[PATCH v3 2/6] x86/uaccess: Avoid barrier_nospec() in 64-bit __get_user()
Linus Torvalds
torvalds at linux-foundation.org
Fri Nov 22 09:16:12 AEDT 2024
On Thu, 21 Nov 2024 at 13:40, Josh Poimboeuf <jpoimboe at kernel.org> wrote:
>
> The profile is showing futex_get_value_locked():
Ahh.
> That has several callers, so we can probably just use get_user() there?
Yeah, that's the simplest thing. That thing isn't even some inline
function, so the real cost is the call.
That said, exactly because it's not inlined, and calls are expensive,
and this is apparently really critical, we can just do it with the
full "unsafe_get_user()" model.
It's not so complicated. The attached patch is untested, but I did
check that it generates almost perfect code:
mov %gs:0x0,%rax # current
incl 0x1a9c(%rax) # current->pagefault_disable++
movabs $0x123456789abcdef,%rcx # magic virtual address size
cmp %rsi,%rcx # address masking
sbb %rcx,%rcx
or %rsi,%rcx
stac # enable user space acccess
mov (%rcx),%ecx # get the value
clac # disable user space access
decl 0x1a9c(%rax) # current->pagefault_disable--
mov %ecx,(%rdi) # save the value
xor %eax,%eax # return 0
ret
(with the error case for the page fault all out-of-line).
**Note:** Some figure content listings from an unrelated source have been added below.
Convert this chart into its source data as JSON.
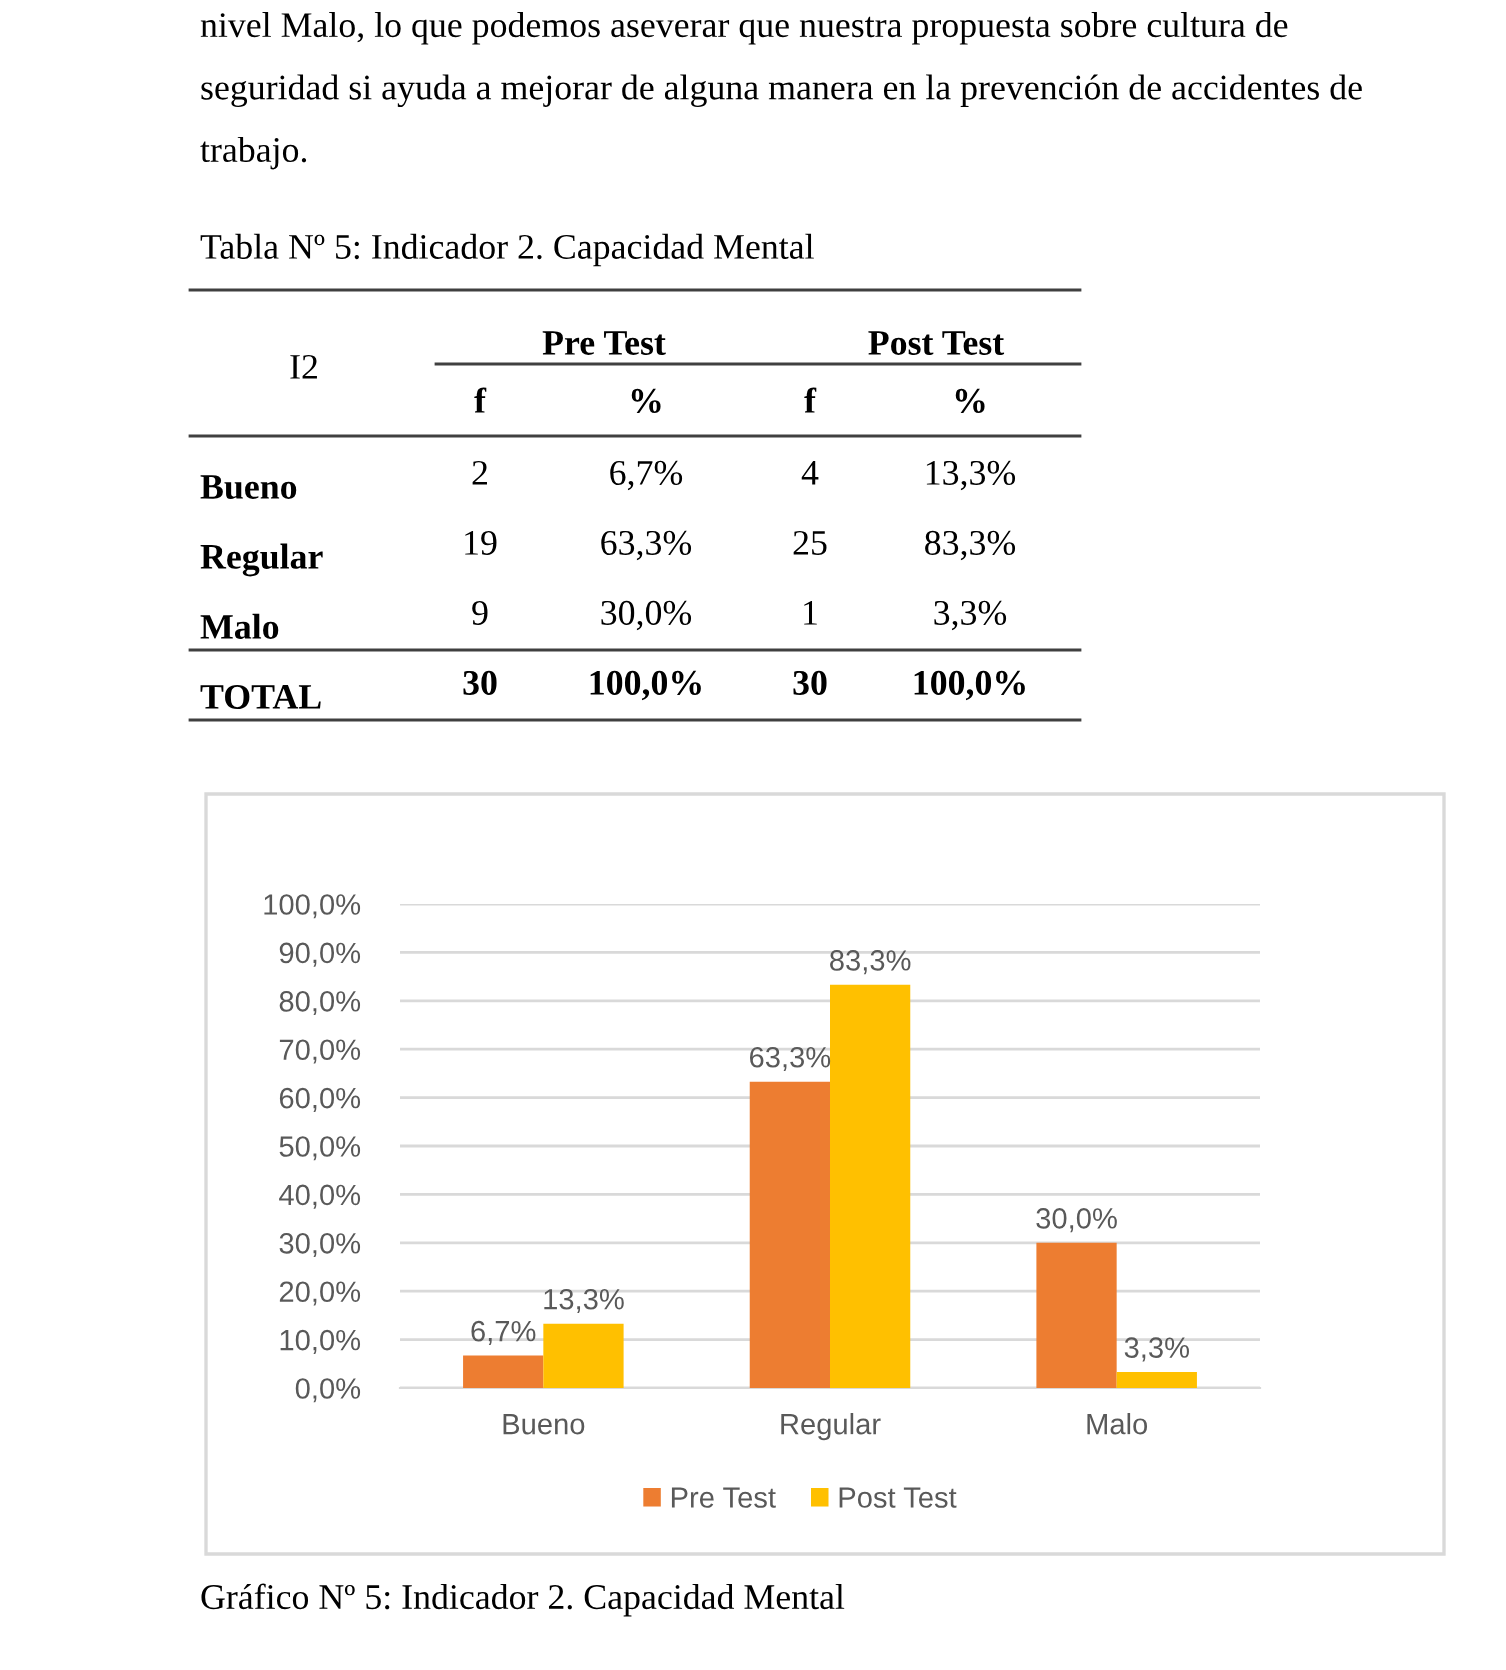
{
  "chart_data": {
    "type": "bar",
    "title": "Gráfico Nº 5: Indicador 2. Capacidad Mental",
    "annotations": [
      "nivel Malo, lo que podemos aseverar que nuestra propuesta sobre cultura de seguridad si ayuda a mejorar de alguna manera en la prevención de accidentes de trabajo.",
      "Tabla Nº 5: Indicador 2. Capacidad Mental",
      "I2",
      "Pre Test",
      "Post Test",
      "f",
      "%",
      "f",
      "%",
      "Bueno",
      "2",
      "6,7%",
      "4",
      "13,3%",
      "Regular",
      "19",
      "63,3%",
      "25",
      "83,3%",
      "Malo",
      "9",
      "30,0%",
      "1",
      "3,3%",
      "TOTAL",
      "30",
      "100,0%",
      "30",
      "100,0%"
    ],
    "categories": [
      "Bueno",
      "Regular",
      "Malo"
    ],
    "series": [
      {
        "name": "Pre Test",
        "color": "#ed7d31",
        "values": [
          6.7,
          63.3,
          30.0
        ],
        "value_labels": [
          "6,7%",
          "63,3%",
          "30,0%"
        ]
      },
      {
        "name": "Post Test",
        "color": "#ffc000",
        "values": [
          13.3,
          83.3,
          3.3
        ],
        "value_labels": [
          "13,3%",
          "83,3%",
          "3,3%"
        ]
      }
    ],
    "ylim": [
      0,
      100
    ],
    "yticks": [
      {
        "value": 0,
        "label": "0,0%"
      },
      {
        "value": 10,
        "label": "10,0%"
      },
      {
        "value": 20,
        "label": "20,0%"
      },
      {
        "value": 30,
        "label": "30,0%"
      },
      {
        "value": 40,
        "label": "40,0%"
      },
      {
        "value": 50,
        "label": "50,0%"
      },
      {
        "value": 60,
        "label": "60,0%"
      },
      {
        "value": 70,
        "label": "70,0%"
      },
      {
        "value": 80,
        "label": "80,0%"
      },
      {
        "value": 90,
        "label": "90,0%"
      },
      {
        "value": 100,
        "label": "100,0%"
      }
    ],
    "grid": "y",
    "legend": "bottom"
  }
}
So this should be _faster_ than the old __get_user(), because while
the address masking is not needed, it's cheaper than the function call
used to be and the error handling is better.
If you can test this and verify that it actually help, I'll take it as
a patch. Consider it signed-off after testing.
> Also, is there any harm in speeding up __get_user()? It still has ~80
> callers and it's likely to be slowing down things we don't know about.
How would you speed it up? We definitely can't replace the fence with
addressing tricks. So we can't just replace it with "get_user()",
because of those horrid architecture-specific kernel uses.
Now, we could possibly say "just remove the fence in __get_user()
entirely", but that would involve moving it to access_ok().
And then it wouldn't actually speed anything up (except the horrid
architecture-specific kernel uses that then don't call access_ok() at
all - and we don't care about *those*).